REINFORCEMENT UNLEARNING

Abstract

Machine unlearning refers to the process of mitigating the influence of specific training data on machine learning models based on removal requests from data owners. A significant area that has been overlooked in the research of unlearning involves reinforcement learning (RL). In RL, an agent learns to make optimal decisions within an environment, maximizing its cumulative rewards. During training, agents can memorize environmental features, which raises privacy concerns. Data protection regulations empower data owners to revoke access to the agent's training data, leading to the development of reinforcement unlearning. This unique field focuses on revoking entire environments rather than individual data samples, posing three notable challenges:

How to propose unlearning schemes for environments.
How to prevent degradation of the agent’s performance in remaining environments.
How to evaluate the effectiveness of unlearning. To address these issues, two reinforcement unlearning methods are proposed: decremental reinforcement learning for gradually erasing an agent's knowledge and environment poisoning attacks that encourage the agent to learn inaccurate knowledge to remove the unlearning environment. The concept of "environment inference" is introduced for evaluating the outcomes of unlearning.

1. Introduction

Machine learning is contingent on the acquisition of extensive datasets. To protect the privacy of individual users, data protection regulations like the General Data Protection Regulation (GDPR) empower users to request data removal. It is crucial for model owners to comply with these requests, necessitating the removal of revoked data and the elimination of their influence on models, leading to the concept of machine unlearning.

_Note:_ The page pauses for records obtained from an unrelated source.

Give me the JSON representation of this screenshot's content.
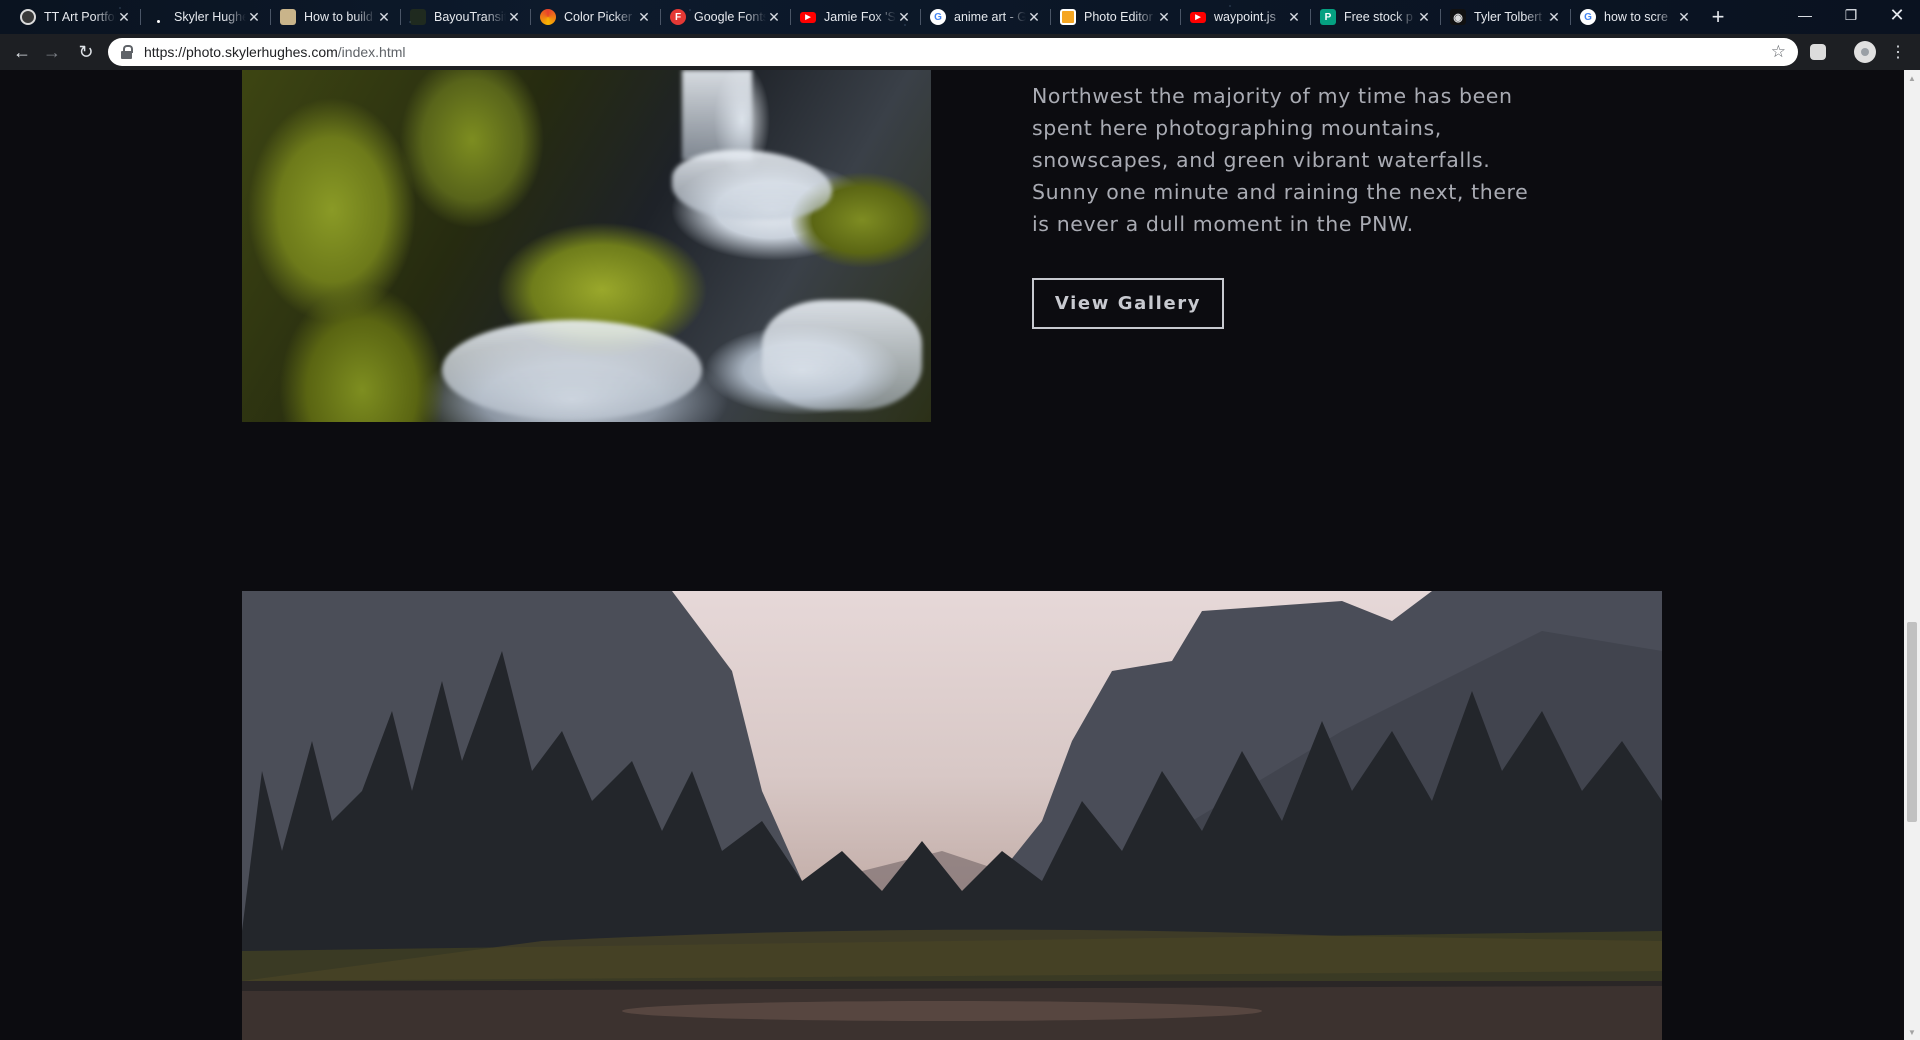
{
  "browser": {
    "tabs": [
      {
        "title": "TT Art Portfolio",
        "icon": "globe-icon",
        "color": "#3a3a3a"
      },
      {
        "title": "Skyler Hughes",
        "icon": "dot-icon",
        "color": "#000000"
      },
      {
        "title": "How to build",
        "icon": "page-icon",
        "color": "#c9b48a"
      },
      {
        "title": "BayouTransit",
        "icon": "leaf-icon",
        "color": "#1f2a1f"
      },
      {
        "title": "Color Picker",
        "icon": "color-wheel-icon",
        "color": "#e8412b"
      },
      {
        "title": "Google Fonts",
        "icon": "google-fonts-icon",
        "color": "#e53935",
        "glyph": "F"
      },
      {
        "title": "Jamie Fox 'St",
        "icon": "youtube-icon",
        "color": "#ff0000"
      },
      {
        "title": "anime art - G",
        "icon": "google-icon",
        "color": "#ffffff",
        "glyph": "G"
      },
      {
        "title": "Photo Editor",
        "icon": "photo-editor-icon",
        "color": "#f5a623"
      },
      {
        "title": "waypoint.js",
        "icon": "youtube-icon",
        "color": "#ff0000"
      },
      {
        "title": "Free stock p",
        "icon": "pexels-icon",
        "color": "#05a081",
        "glyph": "P"
      },
      {
        "title": "Tyler Tolbert",
        "icon": "mask-icon",
        "color": "#111111"
      },
      {
        "title": "how to scre",
        "icon": "google-icon",
        "color": "#ffffff",
        "glyph": "G"
      }
    ],
    "url_host": "https://photo.skylerhughes.com",
    "url_path": "/index.html"
  },
  "section": {
    "description": "Northwest the majority of my time has been spent here photographing mountains, snowscapes, and green vibrant waterfalls. Sunny one minute and raining the next, there is never a dull moment in the PNW.",
    "button_label": "View Gallery"
  },
  "images": {
    "waterfall": "mossy-waterfall-photo",
    "valley": "yosemite-valley-photo"
  }
}
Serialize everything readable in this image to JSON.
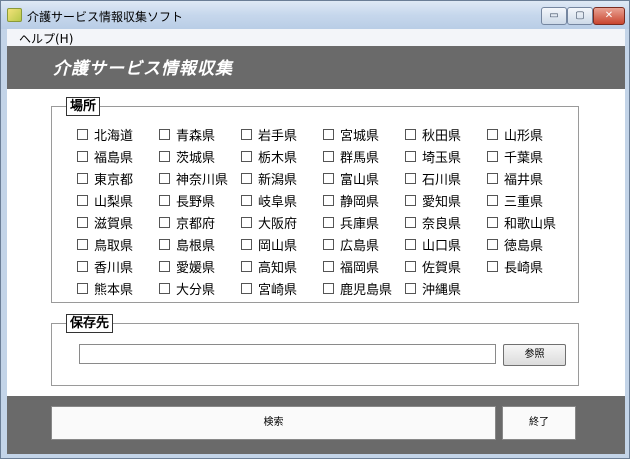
{
  "window": {
    "title": "介護サービス情報収集ソフト",
    "minimize": "▭",
    "maximize": "▢",
    "close": "✕"
  },
  "menu": {
    "help": "ヘルプ(H)"
  },
  "header": {
    "title": "介護サービス情報収集"
  },
  "location": {
    "label": "場所",
    "prefectures": [
      "北海道",
      "青森県",
      "岩手県",
      "宮城県",
      "秋田県",
      "山形県",
      "福島県",
      "茨城県",
      "栃木県",
      "群馬県",
      "埼玉県",
      "千葉県",
      "東京都",
      "神奈川県",
      "新潟県",
      "富山県",
      "石川県",
      "福井県",
      "山梨県",
      "長野県",
      "岐阜県",
      "静岡県",
      "愛知県",
      "三重県",
      "滋賀県",
      "京都府",
      "大阪府",
      "兵庫県",
      "奈良県",
      "和歌山県",
      "鳥取県",
      "島根県",
      "岡山県",
      "広島県",
      "山口県",
      "徳島県",
      "香川県",
      "愛媛県",
      "高知県",
      "福岡県",
      "佐賀県",
      "長崎県",
      "熊本県",
      "大分県",
      "宮崎県",
      "鹿児島県",
      "沖縄県"
    ]
  },
  "save": {
    "label": "保存先",
    "path_value": "",
    "browse": "参照"
  },
  "footer": {
    "search": "検索",
    "exit": "終了"
  }
}
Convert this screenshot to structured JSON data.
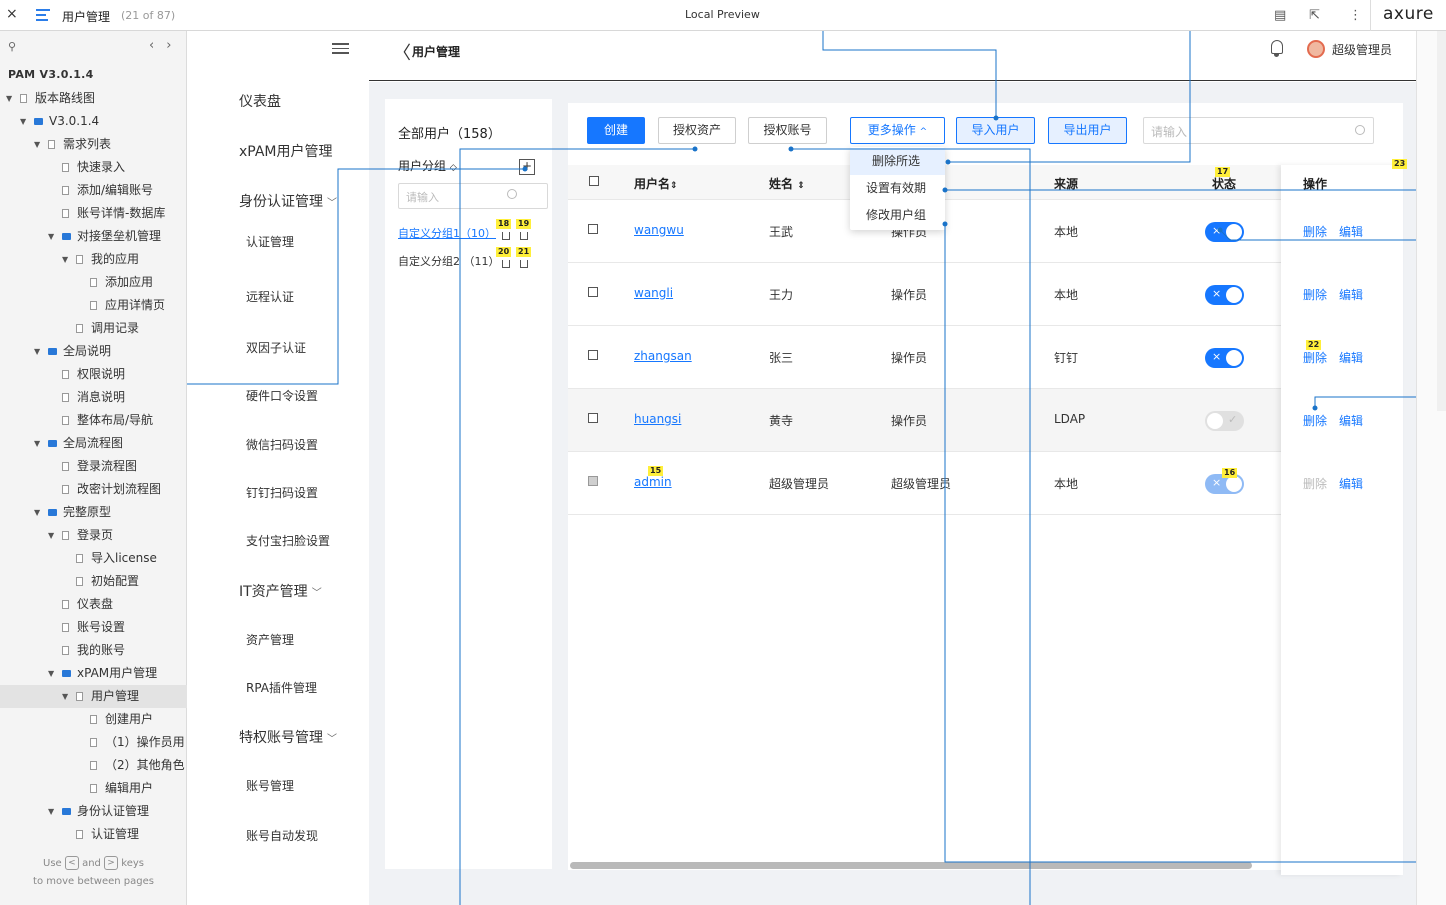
{
  "topbar": {
    "close_icon": "×",
    "page_name": "用户管理",
    "page_count": "(21 of 87)",
    "preview_label": "Local Preview",
    "brand": "axure"
  },
  "tree": {
    "project": "PAM V3.0.1.4",
    "items": [
      {
        "label": "版本路线图",
        "kind": "page",
        "depth": 0,
        "caret": "▼"
      },
      {
        "label": "V3.0.1.4",
        "kind": "folder",
        "depth": 1,
        "caret": "▼"
      },
      {
        "label": "需求列表",
        "kind": "page",
        "depth": 2,
        "caret": "▼"
      },
      {
        "label": "快速录入",
        "kind": "page",
        "depth": 3,
        "caret": ""
      },
      {
        "label": "添加/编辑账号",
        "kind": "page",
        "depth": 3,
        "caret": ""
      },
      {
        "label": "账号详情-数据库",
        "kind": "page",
        "depth": 3,
        "caret": ""
      },
      {
        "label": "对接堡垒机管理",
        "kind": "folder",
        "depth": 3,
        "caret": "▼"
      },
      {
        "label": "我的应用",
        "kind": "page",
        "depth": 4,
        "caret": "▼"
      },
      {
        "label": "添加应用",
        "kind": "page",
        "depth": 5,
        "caret": ""
      },
      {
        "label": "应用详情页",
        "kind": "page",
        "depth": 5,
        "caret": ""
      },
      {
        "label": "调用记录",
        "kind": "page",
        "depth": 4,
        "caret": ""
      },
      {
        "label": "全局说明",
        "kind": "folder",
        "depth": 2,
        "caret": "▼"
      },
      {
        "label": "权限说明",
        "kind": "page",
        "depth": 3,
        "caret": ""
      },
      {
        "label": "消息说明",
        "kind": "page",
        "depth": 3,
        "caret": ""
      },
      {
        "label": "整体布局/导航",
        "kind": "page",
        "depth": 3,
        "caret": ""
      },
      {
        "label": "全局流程图",
        "kind": "folder",
        "depth": 2,
        "caret": "▼"
      },
      {
        "label": "登录流程图",
        "kind": "page",
        "depth": 3,
        "caret": ""
      },
      {
        "label": "改密计划流程图",
        "kind": "page",
        "depth": 3,
        "caret": ""
      },
      {
        "label": "完整原型",
        "kind": "folder",
        "depth": 2,
        "caret": "▼"
      },
      {
        "label": "登录页",
        "kind": "page",
        "depth": 3,
        "caret": "▼"
      },
      {
        "label": "导入license",
        "kind": "page",
        "depth": 4,
        "caret": ""
      },
      {
        "label": "初始配置",
        "kind": "page",
        "depth": 4,
        "caret": ""
      },
      {
        "label": "仪表盘",
        "kind": "page",
        "depth": 3,
        "caret": ""
      },
      {
        "label": "账号设置",
        "kind": "page",
        "depth": 3,
        "caret": ""
      },
      {
        "label": "我的账号",
        "kind": "page",
        "depth": 3,
        "caret": ""
      },
      {
        "label": "xPAM用户管理",
        "kind": "folder",
        "depth": 3,
        "caret": "▼"
      },
      {
        "label": "用户管理",
        "kind": "page",
        "depth": 4,
        "caret": "▼",
        "selected": true
      },
      {
        "label": "创建用户",
        "kind": "page",
        "depth": 5,
        "caret": ""
      },
      {
        "label": "（1）操作员用",
        "kind": "page",
        "depth": 5,
        "caret": ""
      },
      {
        "label": "（2）其他角色",
        "kind": "page",
        "depth": 5,
        "caret": ""
      },
      {
        "label": "编辑用户",
        "kind": "page",
        "depth": 5,
        "caret": ""
      },
      {
        "label": "身份认证管理",
        "kind": "folder",
        "depth": 3,
        "caret": "▼"
      },
      {
        "label": "认证管理",
        "kind": "page",
        "depth": 4,
        "caret": ""
      }
    ],
    "hint_use": "Use",
    "hint_and": "and",
    "hint_keys": "keys",
    "hint_line2": "to move between pages",
    "key_prev": "<",
    "key_next": ">"
  },
  "appnav": {
    "items": [
      {
        "label": "仪表盘",
        "level": 1,
        "chev": ""
      },
      {
        "label": "xPAM用户管理",
        "level": 1,
        "chev": ""
      },
      {
        "label": "身份认证管理",
        "level": 1,
        "chev": "﹀"
      },
      {
        "label": "认证管理",
        "level": 2,
        "chev": ""
      },
      {
        "label": "远程认证",
        "level": 2,
        "chev": ""
      },
      {
        "label": "双因子认证",
        "level": 2,
        "chev": ""
      },
      {
        "label": "硬件口令设置",
        "level": 2,
        "chev": ""
      },
      {
        "label": "微信扫码设置",
        "level": 2,
        "chev": ""
      },
      {
        "label": "钉钉扫码设置",
        "level": 2,
        "chev": ""
      },
      {
        "label": "支付宝扫脸设置",
        "level": 2,
        "chev": ""
      },
      {
        "label": "IT资产管理",
        "level": 1,
        "chev": "﹀"
      },
      {
        "label": "资产管理",
        "level": 2,
        "chev": ""
      },
      {
        "label": "RPA插件管理",
        "level": 2,
        "chev": ""
      },
      {
        "label": "特权账号管理",
        "level": 1,
        "chev": "﹀"
      },
      {
        "label": "账号管理",
        "level": 2,
        "chev": ""
      },
      {
        "label": "账号自动发现",
        "level": 2,
        "chev": ""
      }
    ]
  },
  "header": {
    "back_icon": "〈",
    "title": "用户管理",
    "username": "超级管理员"
  },
  "groups": {
    "total": "全部用户（158）",
    "title": "用户分组",
    "title_icon": "◇",
    "add": "+",
    "search_placeholder": "请输入",
    "rows": [
      {
        "label": "自定义分组1（10）",
        "selected": true,
        "m1": "18",
        "m2": "19"
      },
      {
        "label": "自定义分组2 （11）",
        "selected": false,
        "m1": "20",
        "m2": "21"
      }
    ]
  },
  "toolbar": {
    "create": "创建",
    "auth_assets": "授权资产",
    "auth_accounts": "授权账号",
    "more_ops": "更多操作",
    "more_ops_caret": "^",
    "import_users": "导入用户",
    "export_users": "导出用户",
    "search_placeholder": "请输入"
  },
  "menu": {
    "items": [
      "删除所选",
      "设置有效期",
      "修改用户组"
    ]
  },
  "table": {
    "columns": {
      "username": "用户名",
      "name": "姓名",
      "source": "来源",
      "status": "状态",
      "ops": "操作",
      "sort_icon": "⇕"
    },
    "rows": [
      {
        "username": "wangwu",
        "name": "王武",
        "role": "操作员",
        "source": "本地",
        "status": "on",
        "delete": "删除",
        "edit": "编辑",
        "checkbox": "enabled"
      },
      {
        "username": "wangli",
        "name": "王力",
        "role": "操作员",
        "source": "本地",
        "status": "on",
        "delete": "删除",
        "edit": "编辑",
        "checkbox": "enabled"
      },
      {
        "username": "zhangsan",
        "name": "张三",
        "role": "操作员",
        "source": "钉钉",
        "status": "on",
        "delete": "删除",
        "edit": "编辑",
        "checkbox": "enabled"
      },
      {
        "username": "huangsi",
        "name": "黄寺",
        "role": "操作员",
        "source": "LDAP",
        "status": "off",
        "delete": "删除",
        "edit": "编辑",
        "checkbox": "enabled"
      },
      {
        "username": "admin",
        "name": "超级管理员",
        "role": "超级管理员",
        "source": "本地",
        "status": "on-disabled",
        "delete": "删除",
        "edit": "编辑",
        "checkbox": "disabled"
      }
    ]
  },
  "markers": {
    "m15": "15",
    "m16": "16",
    "m17": "17",
    "m22": "22",
    "m23": "23"
  },
  "colors": {
    "accent": "#1677ff",
    "annotation_line": "#1a73c9",
    "marker": "#ffef3a"
  }
}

Despite advancements in machine unlearning, reinforcement learning remains underexplored in this context. In reinforcement learning, the main objective is to train agents that can interact with environments through policies guiding actions based on states. Agents learn from every action through rewards, forming experience samples to update their policies. However, memorizing features can lead to security concerns, especially when sensitive information is encountered. Reinforcement unlearning thus becomes a priority when users request the deletion of their data.

Unlike conventional machine unlearning that focuses on removing specific dataset samples, reinforcement learning involves dynamic decision-making where agents interact continuously with environments, making reinforcement unlearning more complex.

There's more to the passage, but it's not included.